Healthcare Technology Firm Doctor Alliance breached, allegedly exposing 1.2 Million patient records
Learn More
Doctor Alliance, LLC, a Texas-based healthcare technology firm that provides document and billing management services to physician practices and healthcare providers, was hit by a cyberattack and data breach that has exposed sensitive medical information.
The incident occurred in October and November 2025 and was claimed by a cybercriminal operating under the alias "Kazu". The attacker requested a $200,000 ransom and set a deadline of November 21, 2025, to prevent the public release or sale of the stolen data.
The breach was caused by an unpatched legacy vulnerability in Doctor Alliance's systems. According to the cybercriminal's statements to the initial breach was in October 2025. The threat actor then stole the data between November 4-6, 2025, before posting 533 sample images of patient files on a prominent hacking forum on November 7, 2025, along with a ransom demand. The compromised dataset is claimed to be 353 gigabytes of data comprising 1,240,640 files. The exposed sensitive information includes:
- Patient names
- Dates of birth
- Physical addresses
- Phone numbers
- Email addresses
- Medicare numbers
- Medical record numbers
- Primary and secondary diagnoses
- Detailed treatment plans with treatment codes
- Safety measures
- Medications and dosages
- Provider information
- Health insurance claim numbers
- Hospital orders
- Check-up summaries
The number of affected individuals is not disclosed.

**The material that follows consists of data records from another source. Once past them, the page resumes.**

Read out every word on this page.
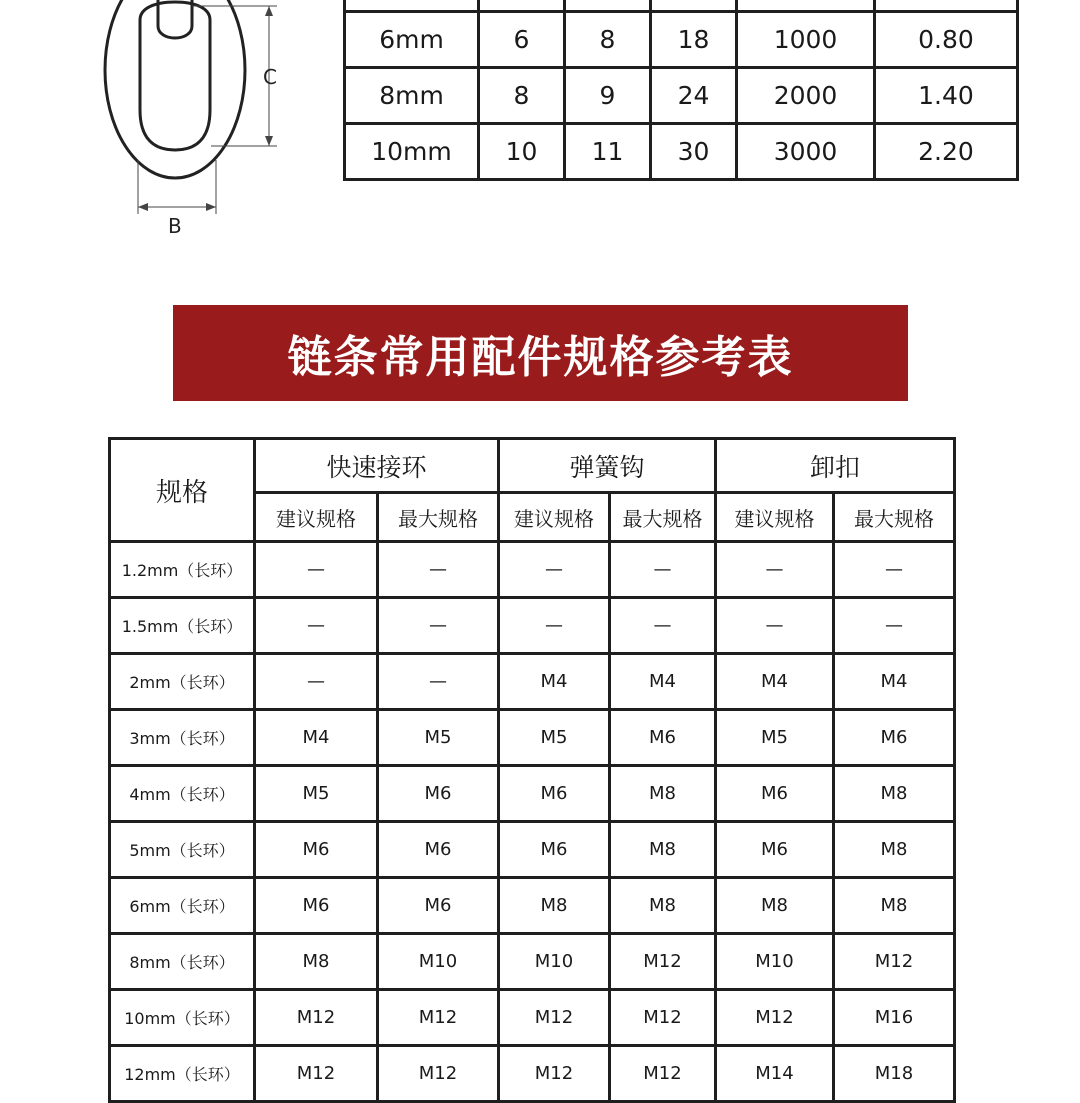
C
B

6mm	6	8	18	1000	0.80
8mm	8	9	24	2000	1.40
10mm	10	11	30	3000	2.20
链条常用配件规格参考表
规格	快速接环		弹簧钩		卸扣	
	建议规格	最大规格	建议规格	最大规格	建议规格	最大规格
1.2mm（长环）	—	—	—	—	—	—
1.5mm（长环）	—	—	—	—	—	—
2mm（长环）	—	—	M4	M4	M4	M4
3mm（长环）	M4	M5	M5	M6	M5	M6
4mm（长环）	M5	M6	M6	M8	M6	M8
5mm（长环）	M6	M6	M6	M8	M6	M8
6mm（长环）	M6	M6	M8	M8	M8	M8
8mm（长环）	M8	M10	M10	M12	M10	M12
10mm（长环）	M12	M12	M12	M12	M12	M16
12mm（长环）	M12	M12	M12	M12	M14	M18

Doctor Alliance's initially stated it was "not able to confirm from the information they have that this is a legitimate breach" and requested additional samples to verify the claims, despite 533 images of actual patient files already being publicly posted. In a subsequent statement Doctor Alliance characterized the incident as "unauthorized access involving a single client account" and claimed "the issue was contained immediately, impacted systems were secured and the vulnerability was corrected the same day." The company added that it is "currently working with independent security experts to complete a thorough analysis of the incident" and has "not verified the claims or numbers circulating online."
As of November 15, 2025, Doctor Alliance has not released any official public breach notification on its website or social media channels, nor has the company confirmed whether it has notified affected patients or reported the incident to the U.S. Department of Health and Human Services' Office for Civil Rights, as required under HIPAA breach notification rules.